Both pocket cams record to removable memory cards and/or internal memory. Most pocket camcorders rely on flash memory or micro-SD cards, which are removable, while most smartphones these days do not have this option. The micro-SD cards are available in large capacities and provide more than enough storage for your videos.  


Many camcorders will make claims of 500x or even 800x or more zoom, which is a combination of optical and digital zoom. Optical zoom is a product of the lens and works like your old 35mm SLR camera. The optical zoom is a "real zoom" where the lens actually moves in and out. You want a high optical zoom in the camcorder you are considering. Digital zoom takes the pixels, which comprise your image, and makes them larger. Your picture may look closer, but it may also look blurry or distorted.

Most smartphones feature digital zoom, although we are seeing a few models with optical.

Size & Weight

There is such an array of both smartphones and pocket camcorders these days, size and weight become almost a secondary consideration, behind the application. 


Most pocket camcorders smaller displays. Smartphones, by contrast, can have large screens as large as 5.5-inches with multi-touch capability to boot. Also, many smartphone displays are considerably brighter and sharper than anything you'll find on a pocket camcorder.  


When you're done shooting your footage and you want to transfer it to a PC or Mac, pocket camcorders make it easy, with built-in USB ports and software that's pre-loaded onto the unit. Smartphones offer no such luxury. But smartphones can (in theory) upload that video on the spot via cellular or Wi-Fi networks. Uploading your smartphone video over a cellular network isn't very cost effective (or time effective) but it can be done.   

Ease of Use

If you're looking for something that's "point-and-shoot", smartphones are more complicated than a pocket camcorder - which has few controls and menus to get lost in.  


This one's not even close: while pocket camcorders have gotten more feature-rich, they can't hold a candle to the nearly limitless things you can do on (and with) a smartphone. Even in the video department, a growing library of apps lets you add effects and tweak your videos, so even if the phone itself doesn't offer video controls out of the box, third-party software can.  
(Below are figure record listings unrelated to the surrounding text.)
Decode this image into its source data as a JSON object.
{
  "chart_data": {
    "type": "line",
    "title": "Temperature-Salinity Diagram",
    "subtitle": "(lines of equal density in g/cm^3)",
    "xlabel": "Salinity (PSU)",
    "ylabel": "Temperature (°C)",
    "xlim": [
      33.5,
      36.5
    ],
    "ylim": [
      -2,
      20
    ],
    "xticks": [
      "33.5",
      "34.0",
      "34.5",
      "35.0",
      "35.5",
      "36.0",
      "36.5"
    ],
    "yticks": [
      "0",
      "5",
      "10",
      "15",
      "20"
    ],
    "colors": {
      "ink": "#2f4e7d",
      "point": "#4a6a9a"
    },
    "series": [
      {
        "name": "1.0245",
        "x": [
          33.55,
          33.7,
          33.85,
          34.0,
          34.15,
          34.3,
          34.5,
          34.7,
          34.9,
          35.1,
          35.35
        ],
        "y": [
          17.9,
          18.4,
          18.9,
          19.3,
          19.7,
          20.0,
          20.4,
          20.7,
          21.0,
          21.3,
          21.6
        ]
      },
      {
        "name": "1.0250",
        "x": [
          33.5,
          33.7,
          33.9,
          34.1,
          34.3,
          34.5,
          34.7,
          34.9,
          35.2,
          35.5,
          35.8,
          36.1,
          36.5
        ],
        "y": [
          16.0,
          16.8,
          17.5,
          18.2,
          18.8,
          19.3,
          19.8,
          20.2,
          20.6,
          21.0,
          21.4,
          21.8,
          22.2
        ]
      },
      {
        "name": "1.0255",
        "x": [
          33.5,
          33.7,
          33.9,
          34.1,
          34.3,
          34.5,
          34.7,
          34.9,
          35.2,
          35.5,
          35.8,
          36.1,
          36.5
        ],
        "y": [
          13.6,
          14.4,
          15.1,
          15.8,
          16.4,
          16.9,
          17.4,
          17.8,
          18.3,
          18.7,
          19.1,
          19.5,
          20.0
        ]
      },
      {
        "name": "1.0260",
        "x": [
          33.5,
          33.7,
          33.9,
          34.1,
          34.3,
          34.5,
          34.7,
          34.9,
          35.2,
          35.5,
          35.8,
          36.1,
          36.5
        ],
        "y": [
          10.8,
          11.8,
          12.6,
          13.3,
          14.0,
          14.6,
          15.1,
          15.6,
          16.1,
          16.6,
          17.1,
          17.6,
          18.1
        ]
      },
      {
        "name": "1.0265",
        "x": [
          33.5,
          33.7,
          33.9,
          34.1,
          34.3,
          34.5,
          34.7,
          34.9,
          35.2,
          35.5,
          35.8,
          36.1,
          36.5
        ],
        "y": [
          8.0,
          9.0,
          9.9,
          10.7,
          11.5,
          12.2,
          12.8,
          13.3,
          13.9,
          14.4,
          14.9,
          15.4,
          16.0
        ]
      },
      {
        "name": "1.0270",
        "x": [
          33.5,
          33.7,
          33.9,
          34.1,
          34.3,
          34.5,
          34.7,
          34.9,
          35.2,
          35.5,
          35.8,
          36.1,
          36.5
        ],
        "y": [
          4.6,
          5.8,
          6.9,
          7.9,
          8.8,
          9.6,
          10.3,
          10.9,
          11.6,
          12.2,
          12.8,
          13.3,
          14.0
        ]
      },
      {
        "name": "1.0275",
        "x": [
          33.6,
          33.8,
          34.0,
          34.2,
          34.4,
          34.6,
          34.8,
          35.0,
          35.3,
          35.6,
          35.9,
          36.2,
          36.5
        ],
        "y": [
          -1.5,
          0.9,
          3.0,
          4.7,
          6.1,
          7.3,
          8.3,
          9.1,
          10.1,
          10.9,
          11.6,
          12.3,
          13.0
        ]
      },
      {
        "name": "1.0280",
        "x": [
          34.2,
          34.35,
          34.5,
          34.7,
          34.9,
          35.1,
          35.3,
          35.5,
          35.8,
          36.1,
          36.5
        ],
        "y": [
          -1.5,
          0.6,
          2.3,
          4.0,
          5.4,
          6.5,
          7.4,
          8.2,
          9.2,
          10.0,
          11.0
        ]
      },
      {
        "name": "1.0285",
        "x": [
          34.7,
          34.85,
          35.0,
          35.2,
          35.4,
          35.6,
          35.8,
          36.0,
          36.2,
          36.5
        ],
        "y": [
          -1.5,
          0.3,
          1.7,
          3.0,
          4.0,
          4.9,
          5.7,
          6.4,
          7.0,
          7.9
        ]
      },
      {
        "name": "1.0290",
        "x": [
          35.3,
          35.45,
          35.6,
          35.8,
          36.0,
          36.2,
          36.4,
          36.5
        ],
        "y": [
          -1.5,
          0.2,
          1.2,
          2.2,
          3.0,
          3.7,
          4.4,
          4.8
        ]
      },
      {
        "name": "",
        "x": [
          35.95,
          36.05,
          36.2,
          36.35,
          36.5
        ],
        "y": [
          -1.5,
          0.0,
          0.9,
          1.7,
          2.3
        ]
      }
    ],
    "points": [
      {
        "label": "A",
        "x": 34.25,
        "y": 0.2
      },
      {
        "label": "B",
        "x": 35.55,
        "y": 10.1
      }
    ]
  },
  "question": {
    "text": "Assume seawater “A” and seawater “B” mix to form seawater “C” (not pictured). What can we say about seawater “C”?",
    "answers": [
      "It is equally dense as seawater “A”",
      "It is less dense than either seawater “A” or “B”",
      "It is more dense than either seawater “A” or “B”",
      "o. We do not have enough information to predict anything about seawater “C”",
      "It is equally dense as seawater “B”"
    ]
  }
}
If you want to record video while you are on the beach, white water rafting, or trekking through a sandstorm, there are a growing number of waterproof and rugged pocket camcorders, such as the GoPro line, that can handle whatever nature dishes out. Smartphones, on the other hand, are pretty delicate creates.  

Bottom Line

Pocket camcorders and smartphones match up fairly well in the feature department, but pocket camcorders retain an edge in some quality specs.